The Chancellor's Gold Medal is a prestigious annual award given at the University of Cambridge for poetry , paralleling Oxford University's Newdigate prize.
History[]
It was first presented by Prince William Frederick, Duke of Gloucester and Edinburgh during his time as Chancellor of the University of Cambridge. In the mid-19th Century, the topic for each year was sent out at the end of Michaelmas Term, with a requirement that entries were submitted by 31 March of the following year. The winner would have the honour of reading his poem aloud in the Senate House on Commencement Day. The prize was first awarded in 1813 to George Waddington of Trinity College. The early lists of winners shows a considerable overlap with the list of Senior Wranglers.
List of winners [partial][]
- 1813 George Waddington Columbus
- 1814 William Whewell Boadicea
- 1815 Edward Smirke Wallace
- 1816 Hamilton Sydney Beresford Mahomet
- 1817 Chauncy Hare Townshend Jerusalem
- 1818 Charles Edward Long Imperial and Papal Rome
- 1819 Thomas Babington Macaulay, 1st Baron Macaulay Pompeii
- 1821 Thomas Babington Macaulay, 1st Baron Macaulay Evening
- 1823 Winthrop Mackworth Praed Australasia
- 1824 Winthrop Mackworth Praed Athens
- 1825 Edward Bulwer-Lytton, 1st Baron Lytton Sculpture
- 1827 Christopher Wordsworth The Druids
- 1828 Christopher Wordsworth Invasion of Russia by Napoleon Boneparte
- 1829 Alfred Tennyson Timbuctoo
- 1831 George Stovin Venables Attempts to find a North West Passage
- 1842 Henry James Sumner Maine Birth of the Prince of Wales
- 1844 Edward Henry Bickersteth The Tower of London
- 1845 Edward Henry Bickersteth Caubul
- 1846 Edward Henry Bickersteth Caesar's Invasion of Britain
- 1852 Frederic William Farrar The Arctic Regions
- 1873 Arthur Woollgar Verrall
- 1899 Arthur Cecil Pigou[1]
- 1931 Robert Gittings
- 1964 Howard Brenton[2]
See also[]
References[]
- University of Cambridge (1859) (PDF). A Complete Collection of the English Poems which Have Obtained the Chancellor's Gold Medal in the University of Cambridge.

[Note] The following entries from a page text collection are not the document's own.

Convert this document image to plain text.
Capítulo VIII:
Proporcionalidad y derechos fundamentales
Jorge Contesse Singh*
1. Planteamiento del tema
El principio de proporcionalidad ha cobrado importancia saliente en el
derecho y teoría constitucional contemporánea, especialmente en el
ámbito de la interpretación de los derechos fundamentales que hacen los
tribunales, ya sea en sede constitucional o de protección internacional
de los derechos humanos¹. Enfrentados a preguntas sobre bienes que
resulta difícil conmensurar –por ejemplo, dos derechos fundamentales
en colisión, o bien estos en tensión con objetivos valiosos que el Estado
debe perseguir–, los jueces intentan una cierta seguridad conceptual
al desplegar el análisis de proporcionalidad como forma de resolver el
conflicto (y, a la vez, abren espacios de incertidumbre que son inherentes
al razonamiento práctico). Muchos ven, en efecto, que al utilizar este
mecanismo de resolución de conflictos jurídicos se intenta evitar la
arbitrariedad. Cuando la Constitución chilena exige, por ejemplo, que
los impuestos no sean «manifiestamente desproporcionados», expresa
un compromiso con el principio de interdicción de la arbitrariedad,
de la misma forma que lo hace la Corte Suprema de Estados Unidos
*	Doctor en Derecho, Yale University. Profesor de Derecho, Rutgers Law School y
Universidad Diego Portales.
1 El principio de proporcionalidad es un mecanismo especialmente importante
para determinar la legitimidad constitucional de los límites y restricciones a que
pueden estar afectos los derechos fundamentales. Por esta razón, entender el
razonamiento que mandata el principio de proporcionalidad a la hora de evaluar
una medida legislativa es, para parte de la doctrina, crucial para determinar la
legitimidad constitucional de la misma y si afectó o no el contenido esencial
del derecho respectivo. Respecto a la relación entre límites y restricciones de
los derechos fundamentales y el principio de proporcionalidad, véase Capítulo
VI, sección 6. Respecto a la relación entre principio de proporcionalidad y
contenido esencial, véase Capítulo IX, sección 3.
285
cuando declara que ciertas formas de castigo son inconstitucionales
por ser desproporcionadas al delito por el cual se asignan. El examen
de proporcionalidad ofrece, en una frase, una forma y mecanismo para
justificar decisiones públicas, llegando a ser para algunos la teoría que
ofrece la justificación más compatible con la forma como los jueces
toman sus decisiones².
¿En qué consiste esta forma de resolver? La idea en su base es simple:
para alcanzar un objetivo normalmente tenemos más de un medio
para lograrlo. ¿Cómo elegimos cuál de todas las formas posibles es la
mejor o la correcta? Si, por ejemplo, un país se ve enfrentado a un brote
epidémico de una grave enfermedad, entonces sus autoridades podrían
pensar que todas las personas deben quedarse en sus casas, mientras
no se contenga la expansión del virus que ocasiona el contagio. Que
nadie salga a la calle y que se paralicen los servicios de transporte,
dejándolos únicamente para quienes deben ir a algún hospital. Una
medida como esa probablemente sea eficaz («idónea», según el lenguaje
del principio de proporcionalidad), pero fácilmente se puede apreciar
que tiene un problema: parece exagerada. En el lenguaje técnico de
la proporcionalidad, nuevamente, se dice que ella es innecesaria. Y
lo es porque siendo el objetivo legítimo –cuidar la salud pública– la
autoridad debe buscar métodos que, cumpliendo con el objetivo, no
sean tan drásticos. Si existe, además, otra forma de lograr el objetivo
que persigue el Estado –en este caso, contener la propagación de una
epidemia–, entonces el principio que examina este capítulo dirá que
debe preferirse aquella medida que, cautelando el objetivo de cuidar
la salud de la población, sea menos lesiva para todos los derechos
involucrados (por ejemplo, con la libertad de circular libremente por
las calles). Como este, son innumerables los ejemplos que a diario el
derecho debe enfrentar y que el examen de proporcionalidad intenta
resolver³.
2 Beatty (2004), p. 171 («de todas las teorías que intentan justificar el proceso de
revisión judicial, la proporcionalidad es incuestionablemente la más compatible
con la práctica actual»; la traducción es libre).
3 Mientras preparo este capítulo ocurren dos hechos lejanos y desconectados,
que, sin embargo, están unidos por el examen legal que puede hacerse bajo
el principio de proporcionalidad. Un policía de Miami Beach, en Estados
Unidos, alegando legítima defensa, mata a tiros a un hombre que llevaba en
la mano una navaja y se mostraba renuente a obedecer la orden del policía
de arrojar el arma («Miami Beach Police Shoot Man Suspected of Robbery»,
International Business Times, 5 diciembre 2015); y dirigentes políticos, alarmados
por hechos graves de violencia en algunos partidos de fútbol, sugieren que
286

Cambridge: W. Metcalfe. http://books.google.co.uk/books/pdf/A_Complete_Collection_of_the_English_Poe.pdf?id=Gw6GyHofIIAC&output=pdf&sig=ACfU3U0C1ql6Dwby1ZNXGr1xK8t55UU3YQ. Retrieved 2008-10-01.
Notes[]
- ↑ Pigou sold his medal after World War I in order to provide famine relief for the Georgians. Perlman, Mark; McCann, Charles Robert (1998). The Pillars of Economic Understanding: Ideas and Traditions. University of Michigan Press. ISBN 978-0-472-10907-4. http://books.google.co.uk/books?id=AiQwHaiKEh4C&pg=PA376&lpg=PA376&dq=chancellors+gold+medal+cambridge&source=web&ots=HaIaGelsLf&sig=seDH5zWPA8S9qDVZrw7ZZiXiRjo&hl=en&sa=X&oi=book_result&resnum=8&ct=result.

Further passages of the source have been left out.